"We are sparing no effort to stay one step ahead of the enemy," says IDF Chief of Staff Lt. Gen. Aviv Kochavi, but there is a need to bolster national resilience in the face of the growing missile threat.
|IDF Chief of Staff Lt. Gen. Aviv Kochavi at a ceremony for outstanding soldiers in the IDF Technology Unit, at the Glilot army base, on Dec. 02, 2019. Photo by Tomer Neuberg/Flash90.|
“Winning wars isn’t enough. We have to make sure that we achieve a decisive result that ensures deterrence,” Israel Defense Forces Chief of Staff Lt. Gen. Aviv Kochavi said on Wednesday.
Speaking at a security conference at the Interdisciplinary Center Herzliya, Kochavi explained that “one of the IDF’s roles is to ensure periods without wars. Winning wars isn’t enough—we have to manage security in a way that doesn’t test the public every two-three years.”
However, if forced into such a test, he said, the IDF will not hesitate.

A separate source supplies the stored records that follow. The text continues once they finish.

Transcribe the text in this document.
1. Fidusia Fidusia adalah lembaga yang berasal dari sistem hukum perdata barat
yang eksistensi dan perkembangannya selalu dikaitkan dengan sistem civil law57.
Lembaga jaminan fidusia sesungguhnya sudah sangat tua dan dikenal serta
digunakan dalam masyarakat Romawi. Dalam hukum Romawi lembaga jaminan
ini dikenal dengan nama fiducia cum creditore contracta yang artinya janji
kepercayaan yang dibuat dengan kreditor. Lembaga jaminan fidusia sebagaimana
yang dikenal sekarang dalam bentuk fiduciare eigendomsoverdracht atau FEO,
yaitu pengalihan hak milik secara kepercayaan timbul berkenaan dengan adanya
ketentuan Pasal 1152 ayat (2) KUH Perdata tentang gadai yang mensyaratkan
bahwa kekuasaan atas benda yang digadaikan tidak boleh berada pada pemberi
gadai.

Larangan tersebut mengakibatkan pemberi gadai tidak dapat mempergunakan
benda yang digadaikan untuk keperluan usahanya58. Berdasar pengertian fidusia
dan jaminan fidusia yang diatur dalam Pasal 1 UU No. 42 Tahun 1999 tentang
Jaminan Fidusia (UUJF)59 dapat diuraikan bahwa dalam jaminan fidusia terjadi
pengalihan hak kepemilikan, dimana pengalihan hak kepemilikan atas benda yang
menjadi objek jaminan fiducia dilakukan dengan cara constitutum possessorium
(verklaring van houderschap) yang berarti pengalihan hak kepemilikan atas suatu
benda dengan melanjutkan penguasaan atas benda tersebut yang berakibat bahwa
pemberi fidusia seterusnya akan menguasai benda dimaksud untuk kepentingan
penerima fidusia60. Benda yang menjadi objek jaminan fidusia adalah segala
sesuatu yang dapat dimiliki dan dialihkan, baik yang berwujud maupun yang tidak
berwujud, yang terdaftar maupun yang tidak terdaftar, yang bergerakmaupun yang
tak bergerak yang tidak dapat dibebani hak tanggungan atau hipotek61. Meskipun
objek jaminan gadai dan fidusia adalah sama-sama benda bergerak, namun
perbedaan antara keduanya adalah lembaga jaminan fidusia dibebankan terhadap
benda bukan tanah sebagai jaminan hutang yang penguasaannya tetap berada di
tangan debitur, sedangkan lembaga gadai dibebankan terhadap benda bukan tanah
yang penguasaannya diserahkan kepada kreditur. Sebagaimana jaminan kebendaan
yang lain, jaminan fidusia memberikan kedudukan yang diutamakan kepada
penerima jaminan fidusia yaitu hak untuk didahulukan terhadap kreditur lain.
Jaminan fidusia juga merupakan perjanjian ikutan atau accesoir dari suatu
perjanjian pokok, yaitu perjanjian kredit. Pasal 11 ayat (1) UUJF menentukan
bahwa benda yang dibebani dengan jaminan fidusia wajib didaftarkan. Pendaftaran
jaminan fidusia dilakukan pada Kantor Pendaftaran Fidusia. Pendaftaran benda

“War is always the last resort but sometimes, war is a solution. Therefore, when we act, we will always be in a just moral position of acting with the purpose of defense rather than offense. Once we have been forced to reach this situation, we will not hesitate to employ the full force of the IDF, even in the urban sphere where the enemy has chosen to act,” he said.
He further noted that regional changes have led to a rise in the threats Israel faces.
“We are sparing no effort to stay one step ahead of the enemy. Every arena is active and we are dealing with a growing number of arenas and a growing number of enemies,” he said.
The enemy is also becoming increasingly sophisticated, he warned.
“Their warheads and missile range are growing and in the next war, we will sustain more fire. We have to acknowledge that and prepare for it, mentally as well.”
Commenting on Iran’s nuclear ambitions, the chief of staff said that “Iran has doubled the amount of enriched material [uranium] it is allowed to have [under the terms of the 2015 nuclear deal] and its scientists are working on the ability to assemble a warhead. Iran has become more aggressive—first and foremost against the [Persian] Gulf states. There’s no deterrence, no response and no retaliation [on the part of the Gulf states]. Iran has changed its policy toward us, but we are responding and will continue to respond.”
Kochavi said that the possibility of a”limited conflict—or more than that—with Iran exists. It would have been better if we were not the only ones, but this is the reality for the time being. We intend to continue with our efforts to undermine Iran’s efforts to gain a greater foothold in the northern sector and in Iraq.”
Still, the chief of staff said he believes none of Israel’s enemies want to provoke a war at this time.
This, he said, “has to do with our abilities and willingness to exercise power from time to time. Some of our recent operations have been able to bolster deterrence, but that’s never foolproof. Deterrence needs maintenance.”
With regard to Israel’s southern front, Kochavi said Hamas’s desire to improve the lot of those it rules over in the Gaza Strip represents an opportunity.
“I recognize an opportunity in Gaza—Hamas wants to improve Gazans’ welfare and it has a strong desire to avoid an escalation,” he said.
The chief of staff added that alongside the IDF’s preparations, there is a need to bolster national resilience.
“Destroying enemy assets on the ground is the key to success,” he said, adding that should a conflict erupt with the terrorist groups in Gaza or with Hezbollah in Lebanon, “We’ll have to respond forcibly. It won’t be a war fought for just a day or two. I can’t promise short wars. National resilience will be called upon and that means that our enemies will see that the public is strong and understands that they have to stay steadfast through it.”
Kochavi also noted that Israel’s efforts to maintain its security have the support of the United States and Russia.
“Military relations with Russia are excellent. Military ties with the United States are outstanding. We are concentrating our efforts on the northern sector, placing an emphasis on precision missiles and [Iran’s elite] Quds Force,” he concluded.
This article first appeared in Israel Hayom.